Man wurde fündig in den Sechs Monologen aus „Jedermann“ von Frank Martin, einem Liederzyklus für Bariton und Orchester, Text: Hugo v.Hofmannsthal, UA 1949 La Fenice Venedig, da sie gerade einem Mann kurz vor seinem Tode nahe kommen. Davor mußte aber die ‚Lichtspielszene‘ für die letztliche Trennung des Paares herhalten, die ja von Schönberg ausdrücklich keinem Film zugeordnet sein soll, mit ihrer destruktiven Entwicklung, wie sie in einen musikalischen Zusammenbruch mündet, gut geeignet. Somit war evident, daß sich eine Geschichte dramaturgisch aufbauen und erzählen ließ, die den Namen ‚Warten auf heute‘ erhielt, und die szenisch durch ein Einheits-Bühnenbild verbunden wurde.

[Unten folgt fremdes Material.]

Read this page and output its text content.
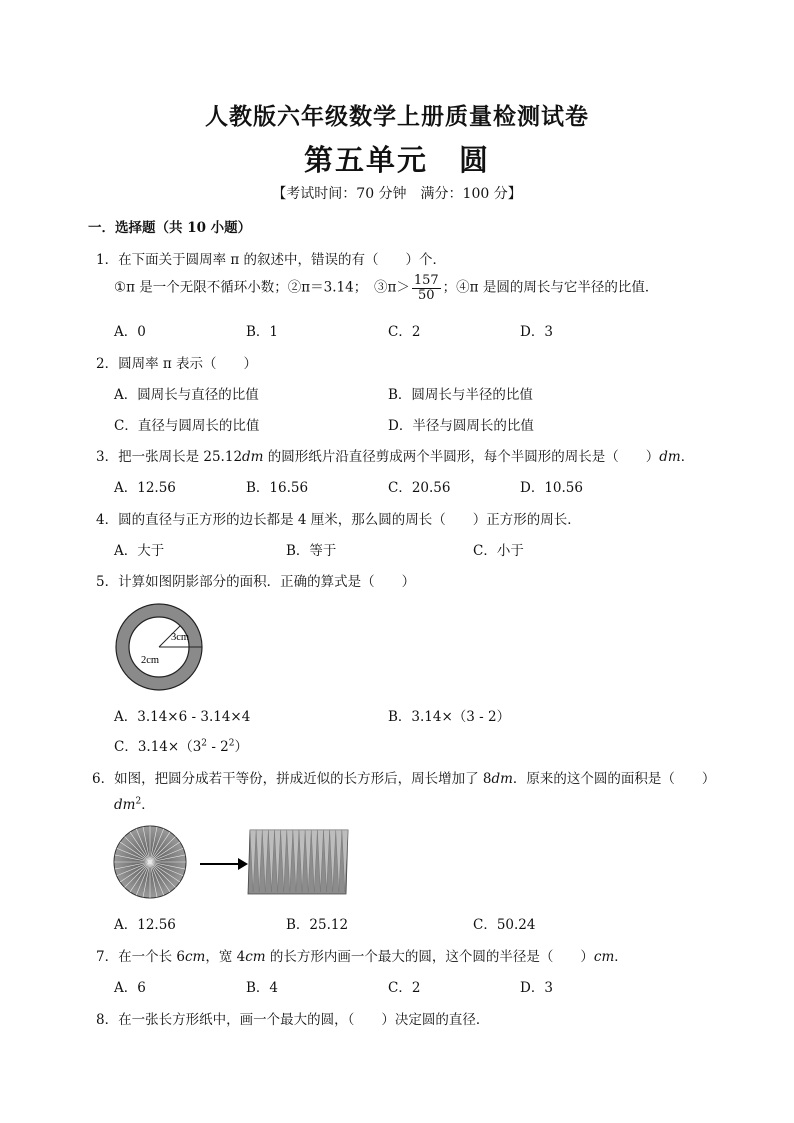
人教版六年级数学上册质量检测试卷
第五单元　圆
【考试时间：70 分钟　满分：100 分】
一．选择题（共 10 小题）
1．在下面关于圆周率 π 的叙述中，错误的有（　　）个．
①π 是一个无限不循环小数；②π＝3.14；　③π＞ $\frac{157}{50}$ ；④π 是圆的周长与它半径的比值．
A．0	B．1	C．2	D．3
2．圆周率 π 表示（　　）
A．圆周长与直径的比值	B．圆周长与半径的比值
C．直径与圆周长的比值	D．半径与圆周长的比值
3．把一张周长是 25.12dm 的圆形纸片沿直径剪成两个半圆形，每个半圆形的周长是（　　）dm．
A．12.56	B．16.56	C．20.56	D．10.56
4．圆的直径与正方形的边长都是 4 厘米，那么圆的周长（　　）正方形的周长．
A．大于	B．等于	C．小于
5．计算如图阴影部分的面积．正确的算式是（　　）
3cm
2cm
A．3.14×6 - 3.14×4	B．3.14×（3 - 2）
C．$3.14\times(3^2 - 2^2)$
6．如图，把圆分成若干等份，拼成近似的长方形后，周长增加了 8dm．原来的这个圆的面积是（　　）
$dm^2$．
A．12.56	B．25.12	C．50.24
7．在一个长 6cm，宽 4cm 的长方形内画一个最大的圆，这个圆的半径是（　　）cm．
A．6	B．4	C．2	D．3
8．在一张长方形纸中，画一个最大的圆，（　　）决定圆的直径．
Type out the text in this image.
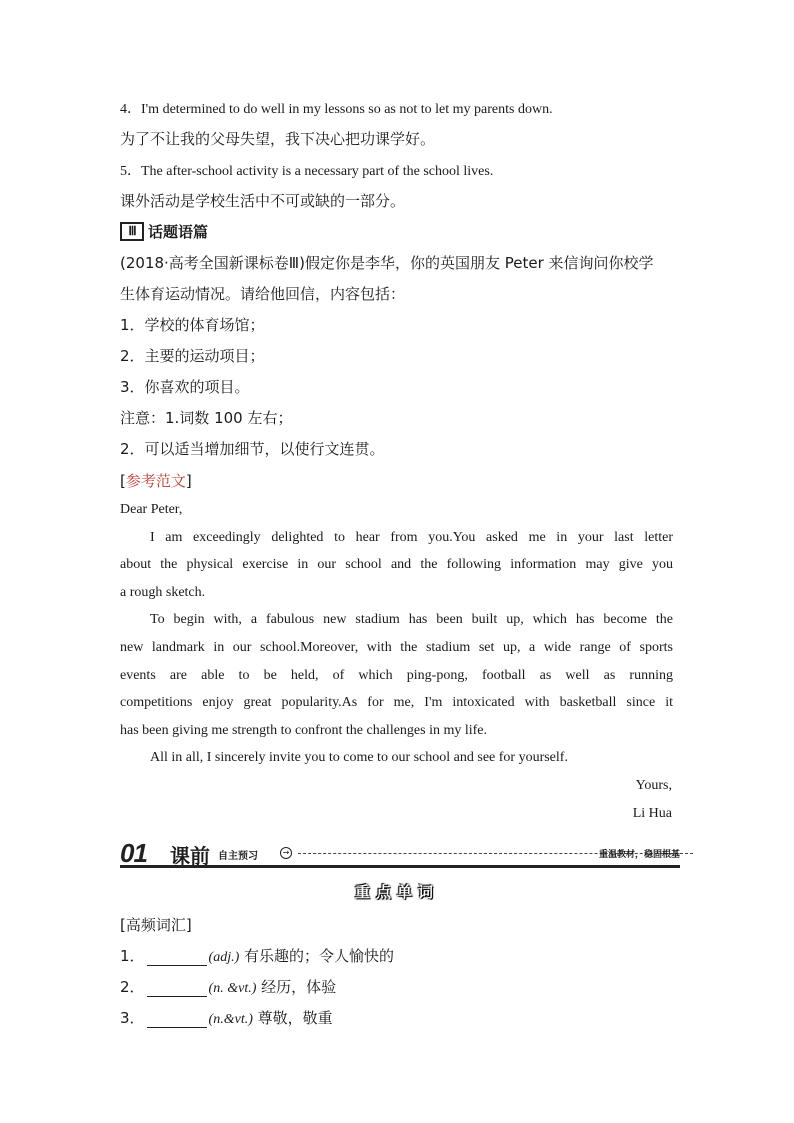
4．I'm determined to do well in my lessons so as not to let my parents down.
为了不让我的父母失望，我下决心把功课学好。
5．The after-school activity is a necessary part of the school lives.
课外活动是学校生活中不可或缺的一部分。
Ⅲ 话题语篇
(2018·高考全国新课标卷Ⅲ)假定你是李华，你的英国朋友 Peter 来信询问你校学
生体育运动情况。请给他回信，内容包括：
1．学校的体育场馆；
2．主要的运动项目；
3．你喜欢的项目。
注意：1.词数 100 左右；
2．可以适当增加细节，以使行文连贯。
[参考范文]
Dear Peter,
I am exceedingly delighted to hear from you.You asked me in your last letter
about the physical exercise in our school and the following information may give you
a rough sketch.
To begin with, a fabulous new stadium has been built up, which has become the
new landmark in our school.Moreover, with the stadium set up, a wide range of sports
events are able to be held, of which ping-pong, football as well as running
competitions enjoy great popularity.As for me, I'm intoxicated with basketball since it
has been giving me strength to confront the challenges in my life.
All in all, I sincerely invite you to come to our school and see for yourself.
Yours,
Li Hua
01 课前 自主预习	→	重温教材，稳固根基
重点单词
[高频词汇]
1．	(adj.) 有乐趣的；令人愉快的
2．	(n. &vt.) 经历，体验
3．	(n.&vt.) 尊敬，敬重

Als der Mann in Von „Heute auf Morgen“ immer mehr ins Schwärmen über die Freundin seiner Frau gerät, die so intellektuelle und künstlerische Eigenschaften besäße, meint die Frau, sie könne auch emanzipiert sein, und das auch mit den hausfraulichen Eigenschaften vereinen. Beide werden dabei sehr lebhaft in den Stockwerken ihres Hauses von David Hermann inszeniert, das Einfamilienhaus mit Anbau stammt von Jo Schramm. Die den Mann immer mehr in einer Glitzerstrumpfhose herausfordende Frau, die sich auch nicht um das erwachte Kind (mit verstärkter Flüsterstimme: Simon Pauly) kümmert, es dem Mann überläßt, wird auch noch von dem Tenor wegen eines Dates angerufen. Kurze Zeit später erscheint dieser zusammen mit der Freundin. Beide treten in der Inszenierung wie Lemuren, Wiedergänger, vor dem Haus auf und machen Radau. Unkenntlich verschminkt und mit wirren Frankenstein-Haaren, versperrt ihnen der Mann den Einlaß. Auch die Frau kleidet sich nochmal ‚gesitteter‘ um. Schönbergs Musik zu dieser Szene wirkt sowas von aufgekratzt mit den abwehlungsreichsten Elementen in den verschiedenen Instrumentengruppen, dass es auch bei strengster Atonalität nie langweilig werden kann. Formal auf die Opern-Nummernform rekurrierend ist es doch so schmissig den teils schräg emanzipativen und witzigen Verlautbarungen und Handlungen des Paares abgelauscht, und das Museumsorchester unter der Stabführung von Alexander Soddy bereitet es mit äußerster Knackigkeit auf.
In direkter Fortsetzung der ‚Lichtspielszene‘ sehen wir den täglichen weiteren Ablauf: Vater mit Aktentasche, Kind mit Ranzen und Mutter verlassen das Haus, Mutter kehrt allein mit Einkaufstaschen zurück, Kind und Vater kehren zurück, etwa fünf mal. den Schlußpunkt setzt aber die mit einem Koffer das Haus verlassende Frau.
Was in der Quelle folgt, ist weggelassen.